Single_Mutant_Analysis.py

#!/usr/bin/env python3
# -*- coding: utf-8 -*-
"""
Created on Wed May 19 12:23:31 2021

@author: mahfuz
"""

import sys
import os
import math
import numpy as np
import pandas as pd
import h5py
import itertools

import matplotlib.pyplot as plt
import seaborn as sns

from jeder import evaluation_table, vec_precision, vec_recall, fpr_convert
from jeder import parse_hitspec, eval_expression

import pickle as pickle
import random


data_dir = '/media/mahfuz/2A8B1AF404AA6CF6/CRISPR/MCMC_Jeder/Jeder_Manuscript/Analysis/WT_Minimal_analysis/'
input_files = ['lfc_WT_min_rep_3_seed_40.txt', 'lfc_WT_min_rep_5_seed_40.txt', 'lfc_WT_min_rep_7_seed_40.txt', 'lfc_WT_min_rep_10_seed_40.txt', 'lfc_WT_min_rep_15_seed_40.txt', 'lfc_WT_min_rep_21_seed_40.txt']
consensus_files = ['results.lfc.neg.1.0.FPR.0.005.0.009.FNR.0.05.0.09.3rep.hdf5', 'results.lfc.neg.1.0.FPR.0.005.0.009.FNR.0.07.0.11.5rep.hdf5', 'results.lfc.neg.1.0.FPR.0.005.0.009.FNR.0.08.0.12.7rep.hdf5', 'results.lfc.neg.1.0.FPR.0.005.0.009.FNR.0.08.0.12.10rep.hdf5', 'results.lfc.neg.1.0.FPR.0.005.0.009.FNR.0.08.0.12.15rep.hdf5', 'results.lfc.neg.1.0.FPR.0.005.0.009.FNR.0.08.0.12.21rep.hdf5']

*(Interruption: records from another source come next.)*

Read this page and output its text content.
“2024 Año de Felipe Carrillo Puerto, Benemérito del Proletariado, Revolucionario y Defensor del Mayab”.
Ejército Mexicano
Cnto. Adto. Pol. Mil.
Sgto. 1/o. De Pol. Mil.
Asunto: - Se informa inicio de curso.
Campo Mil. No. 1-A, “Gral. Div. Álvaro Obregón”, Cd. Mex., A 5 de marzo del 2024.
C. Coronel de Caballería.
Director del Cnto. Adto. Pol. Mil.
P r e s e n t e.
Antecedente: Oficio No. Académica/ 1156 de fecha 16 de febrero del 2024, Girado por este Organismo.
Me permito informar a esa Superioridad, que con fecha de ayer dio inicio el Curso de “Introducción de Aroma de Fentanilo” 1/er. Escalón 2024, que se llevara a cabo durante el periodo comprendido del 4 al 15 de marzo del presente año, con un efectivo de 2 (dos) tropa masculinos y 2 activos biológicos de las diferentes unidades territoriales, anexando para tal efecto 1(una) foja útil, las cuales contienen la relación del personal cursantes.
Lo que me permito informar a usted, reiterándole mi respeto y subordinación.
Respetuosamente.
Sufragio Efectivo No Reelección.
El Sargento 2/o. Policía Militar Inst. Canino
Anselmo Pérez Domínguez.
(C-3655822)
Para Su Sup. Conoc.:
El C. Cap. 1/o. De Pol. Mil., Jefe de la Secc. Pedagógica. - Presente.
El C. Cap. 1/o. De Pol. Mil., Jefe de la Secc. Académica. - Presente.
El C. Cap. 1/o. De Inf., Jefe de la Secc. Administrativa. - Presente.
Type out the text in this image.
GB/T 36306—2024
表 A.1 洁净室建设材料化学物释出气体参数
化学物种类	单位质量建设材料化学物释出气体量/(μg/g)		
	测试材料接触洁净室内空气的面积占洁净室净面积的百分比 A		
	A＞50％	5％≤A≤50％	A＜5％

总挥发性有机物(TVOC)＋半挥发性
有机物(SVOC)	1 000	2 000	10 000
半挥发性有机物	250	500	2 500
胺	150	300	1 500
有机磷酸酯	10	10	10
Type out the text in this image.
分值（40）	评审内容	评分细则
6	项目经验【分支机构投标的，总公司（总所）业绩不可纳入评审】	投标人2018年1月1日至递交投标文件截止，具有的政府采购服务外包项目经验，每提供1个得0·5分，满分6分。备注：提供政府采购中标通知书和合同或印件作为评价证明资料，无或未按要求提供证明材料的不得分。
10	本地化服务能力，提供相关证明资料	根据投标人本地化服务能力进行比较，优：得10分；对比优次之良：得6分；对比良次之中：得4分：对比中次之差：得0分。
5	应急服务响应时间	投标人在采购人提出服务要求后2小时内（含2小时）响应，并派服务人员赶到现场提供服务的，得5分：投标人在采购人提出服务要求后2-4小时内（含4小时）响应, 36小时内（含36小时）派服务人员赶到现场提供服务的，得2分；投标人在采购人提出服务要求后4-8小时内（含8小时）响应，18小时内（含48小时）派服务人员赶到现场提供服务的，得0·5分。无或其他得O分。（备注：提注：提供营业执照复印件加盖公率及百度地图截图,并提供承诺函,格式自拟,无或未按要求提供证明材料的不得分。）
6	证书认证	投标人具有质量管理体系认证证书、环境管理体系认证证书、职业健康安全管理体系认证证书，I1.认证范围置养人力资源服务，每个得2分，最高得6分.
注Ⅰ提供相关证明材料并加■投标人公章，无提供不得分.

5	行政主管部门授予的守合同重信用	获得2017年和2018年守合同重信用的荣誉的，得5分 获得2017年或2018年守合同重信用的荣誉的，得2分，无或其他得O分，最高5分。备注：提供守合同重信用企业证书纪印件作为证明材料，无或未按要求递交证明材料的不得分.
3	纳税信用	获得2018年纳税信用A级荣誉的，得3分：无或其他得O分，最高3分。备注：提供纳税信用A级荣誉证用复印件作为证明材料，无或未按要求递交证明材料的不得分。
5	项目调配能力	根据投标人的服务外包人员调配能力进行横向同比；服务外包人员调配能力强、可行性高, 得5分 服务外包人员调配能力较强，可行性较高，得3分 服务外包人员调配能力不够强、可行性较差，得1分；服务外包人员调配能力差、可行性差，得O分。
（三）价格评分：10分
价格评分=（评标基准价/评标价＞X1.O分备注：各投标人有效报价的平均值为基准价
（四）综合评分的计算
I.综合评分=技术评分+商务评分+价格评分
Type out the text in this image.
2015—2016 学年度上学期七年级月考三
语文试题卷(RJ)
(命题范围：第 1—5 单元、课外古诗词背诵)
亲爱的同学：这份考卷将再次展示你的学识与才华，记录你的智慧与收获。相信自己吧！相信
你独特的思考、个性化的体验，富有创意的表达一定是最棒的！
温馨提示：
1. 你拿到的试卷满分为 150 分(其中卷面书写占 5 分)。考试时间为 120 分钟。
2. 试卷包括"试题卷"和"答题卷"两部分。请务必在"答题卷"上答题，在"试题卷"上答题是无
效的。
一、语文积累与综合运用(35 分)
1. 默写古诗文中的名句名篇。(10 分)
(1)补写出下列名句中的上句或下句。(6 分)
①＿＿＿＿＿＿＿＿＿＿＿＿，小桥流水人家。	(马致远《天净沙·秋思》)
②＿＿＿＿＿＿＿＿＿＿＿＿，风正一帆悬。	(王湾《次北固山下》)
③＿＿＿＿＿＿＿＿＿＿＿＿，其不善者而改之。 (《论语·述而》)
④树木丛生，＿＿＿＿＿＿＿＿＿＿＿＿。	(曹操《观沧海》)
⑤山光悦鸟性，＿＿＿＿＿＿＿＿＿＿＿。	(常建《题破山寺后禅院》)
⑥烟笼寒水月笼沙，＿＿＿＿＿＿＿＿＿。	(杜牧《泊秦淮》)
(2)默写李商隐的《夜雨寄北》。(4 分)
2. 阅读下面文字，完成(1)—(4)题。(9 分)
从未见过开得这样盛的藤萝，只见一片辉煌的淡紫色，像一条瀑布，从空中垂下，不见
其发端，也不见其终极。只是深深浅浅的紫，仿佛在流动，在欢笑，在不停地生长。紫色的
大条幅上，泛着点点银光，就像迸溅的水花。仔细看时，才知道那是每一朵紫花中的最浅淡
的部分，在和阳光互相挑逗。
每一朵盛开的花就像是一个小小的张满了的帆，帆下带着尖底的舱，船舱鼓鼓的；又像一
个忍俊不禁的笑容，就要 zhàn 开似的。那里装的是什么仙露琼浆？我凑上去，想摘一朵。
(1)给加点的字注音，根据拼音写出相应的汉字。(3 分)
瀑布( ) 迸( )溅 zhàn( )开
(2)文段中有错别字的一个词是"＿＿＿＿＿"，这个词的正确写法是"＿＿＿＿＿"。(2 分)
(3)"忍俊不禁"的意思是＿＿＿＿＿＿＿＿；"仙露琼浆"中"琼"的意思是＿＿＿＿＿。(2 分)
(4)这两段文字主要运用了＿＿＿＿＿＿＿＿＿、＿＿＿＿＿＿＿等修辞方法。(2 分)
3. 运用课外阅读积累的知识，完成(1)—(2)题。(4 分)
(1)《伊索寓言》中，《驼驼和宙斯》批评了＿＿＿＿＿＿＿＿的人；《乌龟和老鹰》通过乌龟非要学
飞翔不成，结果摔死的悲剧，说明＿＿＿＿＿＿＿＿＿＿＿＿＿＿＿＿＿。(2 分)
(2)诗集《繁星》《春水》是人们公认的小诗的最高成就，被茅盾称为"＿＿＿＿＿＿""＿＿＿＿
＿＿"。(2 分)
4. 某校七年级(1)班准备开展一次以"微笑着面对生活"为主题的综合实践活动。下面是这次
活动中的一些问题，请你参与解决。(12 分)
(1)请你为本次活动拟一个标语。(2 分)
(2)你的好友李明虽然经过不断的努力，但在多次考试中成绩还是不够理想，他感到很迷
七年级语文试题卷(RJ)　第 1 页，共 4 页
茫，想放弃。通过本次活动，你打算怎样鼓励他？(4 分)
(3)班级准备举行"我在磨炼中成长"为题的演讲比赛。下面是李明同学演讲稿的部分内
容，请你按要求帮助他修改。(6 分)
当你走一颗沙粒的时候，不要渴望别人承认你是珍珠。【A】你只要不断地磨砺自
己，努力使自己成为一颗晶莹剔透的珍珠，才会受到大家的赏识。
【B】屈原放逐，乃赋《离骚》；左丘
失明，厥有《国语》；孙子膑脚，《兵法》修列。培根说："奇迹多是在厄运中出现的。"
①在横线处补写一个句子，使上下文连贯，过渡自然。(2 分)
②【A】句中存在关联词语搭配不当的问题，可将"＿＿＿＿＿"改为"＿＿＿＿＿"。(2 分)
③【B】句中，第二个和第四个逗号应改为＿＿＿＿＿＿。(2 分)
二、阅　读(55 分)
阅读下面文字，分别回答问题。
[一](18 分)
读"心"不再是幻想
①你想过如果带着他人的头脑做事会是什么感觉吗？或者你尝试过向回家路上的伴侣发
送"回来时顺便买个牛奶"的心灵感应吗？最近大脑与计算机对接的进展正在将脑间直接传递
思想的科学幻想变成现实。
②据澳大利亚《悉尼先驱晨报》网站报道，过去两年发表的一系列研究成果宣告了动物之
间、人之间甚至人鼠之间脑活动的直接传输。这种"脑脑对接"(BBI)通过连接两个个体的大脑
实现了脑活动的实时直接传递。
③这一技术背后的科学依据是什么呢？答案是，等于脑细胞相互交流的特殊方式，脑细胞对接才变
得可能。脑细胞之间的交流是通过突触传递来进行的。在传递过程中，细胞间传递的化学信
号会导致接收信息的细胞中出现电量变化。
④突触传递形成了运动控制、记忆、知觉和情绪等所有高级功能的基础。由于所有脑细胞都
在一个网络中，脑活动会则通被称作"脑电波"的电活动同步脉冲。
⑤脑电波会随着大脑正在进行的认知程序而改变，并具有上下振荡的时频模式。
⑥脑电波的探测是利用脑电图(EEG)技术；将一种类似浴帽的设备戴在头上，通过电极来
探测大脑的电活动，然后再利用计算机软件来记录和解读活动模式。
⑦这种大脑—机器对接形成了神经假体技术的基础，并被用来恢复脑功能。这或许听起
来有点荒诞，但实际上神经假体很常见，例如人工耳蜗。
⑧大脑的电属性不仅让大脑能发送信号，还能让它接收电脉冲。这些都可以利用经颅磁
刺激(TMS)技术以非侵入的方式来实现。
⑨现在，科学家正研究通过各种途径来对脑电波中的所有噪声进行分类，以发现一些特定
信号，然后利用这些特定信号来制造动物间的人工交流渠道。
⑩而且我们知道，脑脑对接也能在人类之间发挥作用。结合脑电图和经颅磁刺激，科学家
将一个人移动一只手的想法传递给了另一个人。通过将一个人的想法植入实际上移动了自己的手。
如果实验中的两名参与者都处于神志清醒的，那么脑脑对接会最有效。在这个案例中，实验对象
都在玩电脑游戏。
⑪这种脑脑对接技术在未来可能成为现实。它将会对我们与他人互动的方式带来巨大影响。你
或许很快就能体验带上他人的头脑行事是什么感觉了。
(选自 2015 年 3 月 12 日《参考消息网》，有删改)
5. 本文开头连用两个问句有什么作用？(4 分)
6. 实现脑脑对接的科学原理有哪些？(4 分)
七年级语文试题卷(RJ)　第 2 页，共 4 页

number_of_reps = [3, 5, 7, 10, 15, 21]
lfc_cutoff = [-3, -2.5, -2, -1.75, -1.5, -1.25, -1, -0.75, -0.5, -0.25, 0, 0.5, 1, 2]


# =============================================================================
""" Question 1: How does a consensus perform against unseen replicates?
    - Generate consensus profiles for 5, and 7 screens
    - Take the 5/7 screens consensus and compare it against 3 other screens (that are not part of the 5/7 screens)
    - Calculate precision and recall at different lFC cutoffs for the 3 hold-out screens (compare against seen screens)
        - (-3.0, -2.5, -2.0, -1.75, -1.5, -1.25, -1.0, -0.75, -0.5, -0.25, 0, 0.5, 1.0, 2.0)
        - Write a commentary about the comparison
"""
# =============================================================================
"""
For the 7 replicate consensus, choose separate 7 screens and compare them against the consensus.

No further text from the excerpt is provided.